Le fostamatinib est utilisé pour le traitement de la thrombocytopénie immunitaire chronique: il réduit la destruction des plaquettes par le système immunitaire. Le baricitinib est une molécule employée contre les symptômes de la polyarthrite rhumatoïde. Quant aux corticostéroïdes (de la famille de la dexaméthasone et de la bétaméthasone), ce sont des anti-inflammatoires à large spectre.

À noter que la colchicine est un autre médicament qui pourrait contribuer à diminuer les symptômes de la COVID-19, selon l’analyse de MM. Hachem et Rafei. Habituellement prescrite pour traiter la goutte (arthrite goutteuse), la colchicine fait l’objet de l’étude clinique COLCORONA au Québec.

Des médicaments pouvant être utilisés rapidement

Moutih Rafei

Crédit : Amélie Philibert

Pour arriver à ces résultats, Nehme Hachem a analysé les bases de données publiques traitant de l’inflammation causée par la COVID-19, des cellules de poumons infectées par le coronavirus et de la réponse que les médicaments existants pourraient entraîner.

Cette piste a permis de dresser une liste d’un peu plus de 50 médicaments qui pourraient être utilisés rapidement, selon Moutih Rafei, d’autant plus que la plupart font déjà l’objet d’essais cliniques contre le coronavirus. «Nos résultats renforcent la validité de notre approche bio-informatique, mentionne le professeur Rafei.

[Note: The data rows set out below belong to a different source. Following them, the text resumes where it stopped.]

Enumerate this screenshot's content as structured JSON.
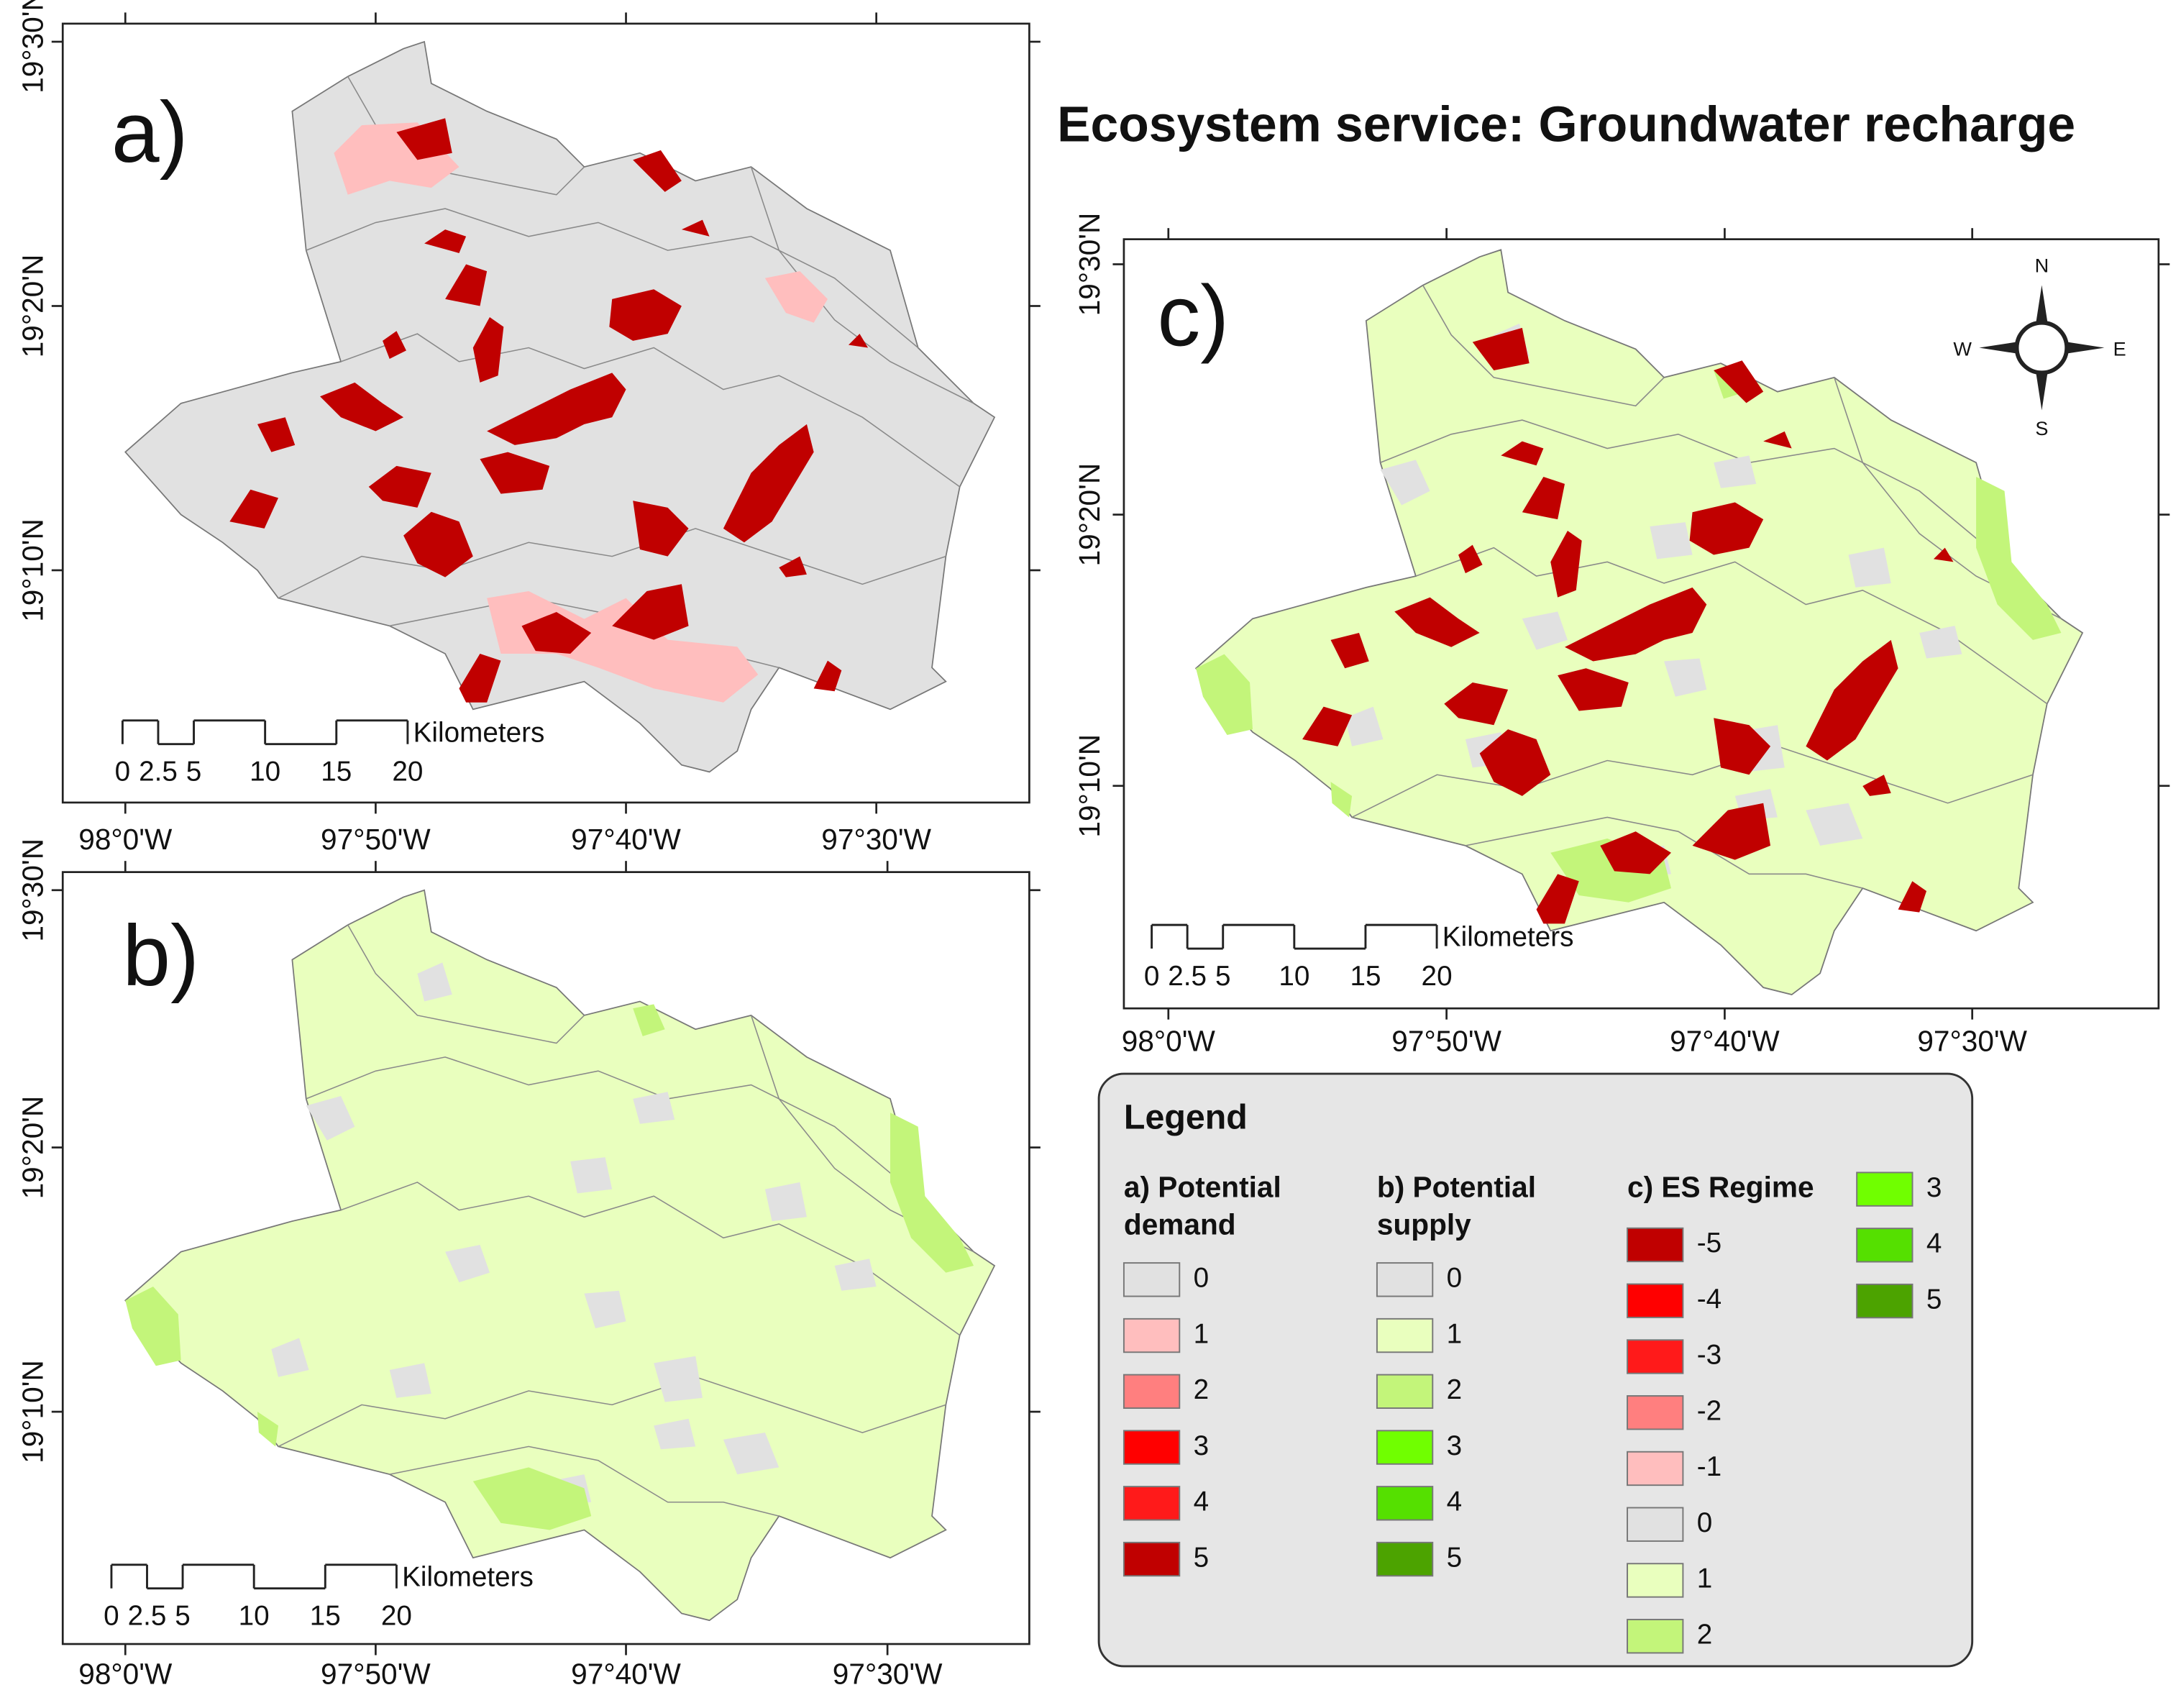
{
  "title": "Ecosystem service: Groundwater recharge",
  "panels": [
    {
      "label": "a)",
      "lon_ticks": [
        "98°0'W",
        "97°50'W",
        "97°40'W",
        "97°30'W"
      ],
      "lat_ticks": [
        "19°30'N",
        "19°20'N",
        "19°10'N"
      ],
      "scale_bar": {
        "ticks": [
          0,
          2.5,
          5,
          10,
          15,
          20
        ],
        "unit": "Kilometers"
      }
    },
    {
      "label": "b)",
      "lon_ticks": [
        "98°0'W",
        "97°50'W",
        "97°40'W",
        "97°30'W"
      ],
      "lat_ticks": [
        "19°30'N",
        "19°20'N",
        "19°10'N"
      ],
      "scale_bar": {
        "ticks": [
          0,
          2.5,
          5,
          10,
          15,
          20
        ],
        "unit": "Kilometers"
      }
    },
    {
      "label": "c)",
      "lon_ticks": [
        "98°0'W",
        "97°50'W",
        "97°40'W",
        "97°30'W"
      ],
      "lat_ticks": [
        "19°30'N",
        "19°20'N",
        "19°10'N"
      ],
      "scale_bar": {
        "ticks": [
          0,
          2.5,
          5,
          10,
          15,
          20
        ],
        "unit": "Kilometers"
      }
    }
  ],
  "compass": {
    "n": "N",
    "e": "E",
    "s": "S",
    "w": "W"
  },
  "legend": {
    "title": "Legend",
    "groups": [
      {
        "title_lines": [
          "a) Potential",
          "demand"
        ],
        "items": [
          {
            "label": "0",
            "color": "#e1e1e1"
          },
          {
            "label": "1",
            "color": "#ffbebe"
          },
          {
            "label": "2",
            "color": "#ff7f7f"
          },
          {
            "label": "3",
            "color": "#ff0000"
          },
          {
            "label": "4",
            "color": "#ff1a1a"
          },
          {
            "label": "5",
            "color": "#c00000"
          }
        ]
      },
      {
        "title_lines": [
          "b) Potential",
          "supply"
        ],
        "items": [
          {
            "label": "0",
            "color": "#e1e1e1"
          },
          {
            "label": "1",
            "color": "#e9ffbe"
          },
          {
            "label": "2",
            "color": "#c3f57a"
          },
          {
            "label": "3",
            "color": "#70ff00"
          },
          {
            "label": "4",
            "color": "#55e000"
          },
          {
            "label": "5",
            "color": "#4ca300"
          }
        ]
      },
      {
        "title_lines": [
          "c) ES Regime"
        ],
        "items": [
          {
            "label": "-5",
            "color": "#c00000"
          },
          {
            "label": "-4",
            "color": "#ff0000"
          },
          {
            "label": "-3",
            "color": "#ff1a1a"
          },
          {
            "label": "-2",
            "color": "#ff7f7f"
          },
          {
            "label": "-1",
            "color": "#ffbebe"
          },
          {
            "label": "0",
            "color": "#e1e1e1"
          },
          {
            "label": "1",
            "color": "#e9ffbe"
          },
          {
            "label": "2",
            "color": "#c3f57a"
          },
          {
            "label": "3",
            "color": "#70ff00"
          },
          {
            "label": "4",
            "color": "#55e000"
          },
          {
            "label": "5",
            "color": "#4ca300"
          }
        ]
      }
    ]
  }
}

La communauté scientifique doit mener d’autres études cliniques avec ces médicaments déjà approuvés par la FDA en monothérapie ou en association avec un régime antiviral, car ils pourraient conduire à des résultats significatifs dans des formes aigües de la maladie.»

Fait particulier, la chloroquine ne fait pas partie de la liste de médicaments établie à partir de l’analyse des chercheurs, «car elle n’a pas d’effet réel sur la maladie, ajoute le professeur. Et cette nouvelle approche bio-informatique, en combinaison avec des techniques d’intelligence artificielle, est prometteuse pour l’industrie pharmaceutique».

Des vaccins à l’étude

Par ailleurs, Moutih Rafei poursuit ses recherches afin de trouver un vaccin pouvant immuniser les humains contre le SRAS-CoV-2.

Son laboratoire s’intéresse plus particulièrement à deux types de vaccins: l’un cellulaire et l’autre recourant à une nouvelle formulation d’antigène à base de protéines.

«Pour créer un vaccin cellulaire, nous nous servons des protéines du virus pour qu’elles soient dégradées et présentées à la surface de nos cellules intelligentes afin d’activer les lymphocytes T du système immunitaire», explique-t-il.

Dans le cas du deuxième vaccin, il fait appel à une nouvelle formule modifiant l’antigène afin d’optimiser son expression à la surface des cellules qui présentent un antigène ‒ une technologie appartenant à une compagnie de biotechnologie canadienne ‒ toujours dans l’objectif de stimuler le système immunitaire.

«La création de ces vaccins va toutefois prendre encore un peu de temps», conclut le professeur Rafei.